I,m no expert in finance, so i was wondering if anybody has any views on this.
I work full time, I have a company pension, that currently I don't contribute to and my employer pays in 5%, I have a private pension that I pay in about £400 per month into.
With the way the economy is at the moment, would I be better off paying this £400 into my mortgage for a few years and freezing the pension for a while.
My mortgage has the facility to pay extra without penalties.
I don't intend to leave this house unless in a box!! as it is suitable for our current and future needs.
Does this make any sense
I have been a Pension Trustee for a final salary scheme for the last ten years. Although I am not qualified to give you financial advice I can probably offer some sensible suggestions for you to investigate further.
If it was a final salary scheme you are almost certainly better off staying in it. But first the dreaded questions, whose answers are very important because your own personal finances dictate what is best for you.
How much is the mortgage, what interest rate do you pay and do you have any other debts?
What are you investing in? fixed interest gilts/bonds, shares etc.
Have you diversified outside the UK? (which all advisers will recommend).
Do you pay higher rate tax? (tax benefits of pensions are very good).
Roughly how old are you and when do you plan to retire? (in 18 years you hinted)
What is your attitude to risk? Can you accept a roller coaster ride or do you want slow, but limited, growth?
Do you have alternative incomes and previous pensions in the pipeline?

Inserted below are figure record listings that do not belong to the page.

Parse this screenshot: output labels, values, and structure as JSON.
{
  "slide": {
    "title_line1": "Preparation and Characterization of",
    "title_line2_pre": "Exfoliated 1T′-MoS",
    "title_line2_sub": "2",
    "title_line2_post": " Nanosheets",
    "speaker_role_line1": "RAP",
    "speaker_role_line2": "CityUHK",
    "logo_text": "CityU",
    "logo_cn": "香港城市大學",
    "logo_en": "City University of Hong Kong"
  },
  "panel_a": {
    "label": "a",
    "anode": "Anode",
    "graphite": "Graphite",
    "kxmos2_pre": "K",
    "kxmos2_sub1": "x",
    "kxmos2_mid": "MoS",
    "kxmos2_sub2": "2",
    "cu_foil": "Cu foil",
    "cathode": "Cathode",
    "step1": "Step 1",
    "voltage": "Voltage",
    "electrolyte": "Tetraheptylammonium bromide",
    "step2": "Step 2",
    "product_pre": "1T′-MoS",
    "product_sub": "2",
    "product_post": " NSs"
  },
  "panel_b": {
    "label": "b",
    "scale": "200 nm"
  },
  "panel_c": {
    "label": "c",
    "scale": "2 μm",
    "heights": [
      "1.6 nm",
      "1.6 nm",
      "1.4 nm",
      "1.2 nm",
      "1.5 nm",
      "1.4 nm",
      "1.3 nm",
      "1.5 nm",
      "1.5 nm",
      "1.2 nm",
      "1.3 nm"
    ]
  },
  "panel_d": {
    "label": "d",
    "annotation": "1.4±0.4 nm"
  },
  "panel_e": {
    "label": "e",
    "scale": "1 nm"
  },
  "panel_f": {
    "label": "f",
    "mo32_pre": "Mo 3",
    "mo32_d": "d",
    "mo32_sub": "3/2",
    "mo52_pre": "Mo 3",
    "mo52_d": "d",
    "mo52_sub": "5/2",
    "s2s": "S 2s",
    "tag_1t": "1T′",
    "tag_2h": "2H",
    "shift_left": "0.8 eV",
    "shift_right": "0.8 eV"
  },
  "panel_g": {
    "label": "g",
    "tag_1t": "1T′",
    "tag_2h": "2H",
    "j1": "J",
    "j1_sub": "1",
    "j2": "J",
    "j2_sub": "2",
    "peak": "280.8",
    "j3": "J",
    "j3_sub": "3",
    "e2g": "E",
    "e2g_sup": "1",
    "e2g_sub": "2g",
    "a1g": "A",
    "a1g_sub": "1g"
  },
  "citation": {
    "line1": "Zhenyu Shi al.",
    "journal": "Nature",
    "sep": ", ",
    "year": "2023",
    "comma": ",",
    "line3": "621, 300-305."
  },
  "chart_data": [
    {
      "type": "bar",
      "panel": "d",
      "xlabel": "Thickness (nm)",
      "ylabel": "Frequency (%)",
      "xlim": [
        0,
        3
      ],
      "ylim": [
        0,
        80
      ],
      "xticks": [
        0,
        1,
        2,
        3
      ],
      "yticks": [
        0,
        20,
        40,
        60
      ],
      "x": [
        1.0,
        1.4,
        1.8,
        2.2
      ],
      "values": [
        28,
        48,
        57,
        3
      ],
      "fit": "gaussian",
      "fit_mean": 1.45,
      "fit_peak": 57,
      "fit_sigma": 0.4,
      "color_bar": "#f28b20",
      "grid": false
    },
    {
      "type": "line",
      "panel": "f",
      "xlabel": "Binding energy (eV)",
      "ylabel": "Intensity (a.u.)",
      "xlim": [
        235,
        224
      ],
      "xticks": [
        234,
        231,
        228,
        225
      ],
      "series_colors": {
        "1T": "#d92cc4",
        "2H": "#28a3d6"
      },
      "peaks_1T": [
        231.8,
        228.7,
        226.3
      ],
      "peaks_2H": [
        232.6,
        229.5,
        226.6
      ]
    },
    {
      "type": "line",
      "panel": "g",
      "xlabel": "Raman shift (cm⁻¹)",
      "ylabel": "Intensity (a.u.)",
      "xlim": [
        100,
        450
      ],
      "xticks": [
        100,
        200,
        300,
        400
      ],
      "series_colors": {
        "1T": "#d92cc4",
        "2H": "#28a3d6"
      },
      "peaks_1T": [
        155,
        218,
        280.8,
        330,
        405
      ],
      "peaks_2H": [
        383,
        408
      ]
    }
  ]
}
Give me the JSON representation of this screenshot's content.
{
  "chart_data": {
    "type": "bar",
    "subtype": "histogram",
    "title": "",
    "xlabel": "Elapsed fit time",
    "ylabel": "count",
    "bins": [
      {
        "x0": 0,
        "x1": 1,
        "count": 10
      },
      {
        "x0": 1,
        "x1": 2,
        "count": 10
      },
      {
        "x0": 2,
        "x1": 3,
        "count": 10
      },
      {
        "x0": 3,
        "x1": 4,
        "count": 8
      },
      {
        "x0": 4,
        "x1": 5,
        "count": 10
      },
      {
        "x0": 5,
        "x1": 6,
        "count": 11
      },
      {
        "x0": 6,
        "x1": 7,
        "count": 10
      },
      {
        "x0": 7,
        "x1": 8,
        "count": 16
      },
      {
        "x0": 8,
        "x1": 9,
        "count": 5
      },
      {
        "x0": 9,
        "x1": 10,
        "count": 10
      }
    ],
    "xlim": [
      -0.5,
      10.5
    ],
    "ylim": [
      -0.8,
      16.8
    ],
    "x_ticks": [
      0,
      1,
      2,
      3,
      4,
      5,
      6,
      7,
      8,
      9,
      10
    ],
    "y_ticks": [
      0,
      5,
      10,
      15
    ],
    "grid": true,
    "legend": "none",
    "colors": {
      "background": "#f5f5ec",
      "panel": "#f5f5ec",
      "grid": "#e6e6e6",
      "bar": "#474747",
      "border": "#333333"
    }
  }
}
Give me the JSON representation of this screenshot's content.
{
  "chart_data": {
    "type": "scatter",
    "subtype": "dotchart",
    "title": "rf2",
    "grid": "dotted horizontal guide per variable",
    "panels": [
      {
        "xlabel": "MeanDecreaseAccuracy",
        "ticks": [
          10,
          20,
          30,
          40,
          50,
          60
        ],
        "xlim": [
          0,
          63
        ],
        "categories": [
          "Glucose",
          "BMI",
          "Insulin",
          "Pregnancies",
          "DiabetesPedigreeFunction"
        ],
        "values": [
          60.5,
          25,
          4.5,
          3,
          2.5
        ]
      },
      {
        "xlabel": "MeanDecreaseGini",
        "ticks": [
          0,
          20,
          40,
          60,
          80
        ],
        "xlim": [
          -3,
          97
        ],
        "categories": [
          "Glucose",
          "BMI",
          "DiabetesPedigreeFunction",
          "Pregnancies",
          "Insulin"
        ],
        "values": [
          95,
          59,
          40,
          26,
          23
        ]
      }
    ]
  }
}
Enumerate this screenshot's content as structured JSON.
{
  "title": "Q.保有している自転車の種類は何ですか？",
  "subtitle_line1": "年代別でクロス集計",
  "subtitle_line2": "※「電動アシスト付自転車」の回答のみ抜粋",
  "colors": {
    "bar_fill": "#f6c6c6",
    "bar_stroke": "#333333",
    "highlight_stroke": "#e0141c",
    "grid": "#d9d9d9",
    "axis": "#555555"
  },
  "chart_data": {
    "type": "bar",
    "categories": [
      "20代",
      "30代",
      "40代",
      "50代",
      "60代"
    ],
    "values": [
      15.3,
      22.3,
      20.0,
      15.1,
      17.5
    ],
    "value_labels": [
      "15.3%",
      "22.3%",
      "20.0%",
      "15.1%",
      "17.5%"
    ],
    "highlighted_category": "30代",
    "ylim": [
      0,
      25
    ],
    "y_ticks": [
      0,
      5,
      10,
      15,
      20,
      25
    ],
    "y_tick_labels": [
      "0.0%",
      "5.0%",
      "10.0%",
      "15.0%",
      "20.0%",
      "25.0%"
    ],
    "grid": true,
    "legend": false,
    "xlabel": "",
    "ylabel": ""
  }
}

Are you contracted into SERPS? Have you earned the basic state pension? (it can make sense to diversify into the Government second state pension, depending upon your circumstances).
Are all your investments tax free?
Easy isn't it?

What we did was pay off the mortgage in the 90s at the high 9% rate and never dropped it as interest rates fell - we trimmed 5 years off the mortgage and saved £15k in interest.
At the same time we made regular monthly payments into pension schemes and invested in Fidelity's Special Situation PEP/ISA which was a roller coaster ride but out performed the FTSE 100 over 10 years.
There are plenty of bargains at the moment, bank stocks down 60% from last year, so personally I would spread my risk by paying off the mortgage a bit faster AND making regular payments into stock based funds AND building up an emergency cash fund (ISA) of 3-6 months of essential payments so that I never have to sell shares at a low price.
I'm 49 so that is fine as I can wait 10 years for stock market recovery. But 5 years before retirement I will slowly switch to bonds/gilts and cash that are stable.
Of course the above might not be the right choice for you.
It has been said that the only free lunch is diversification - in other words don't put all your eggs in one basket.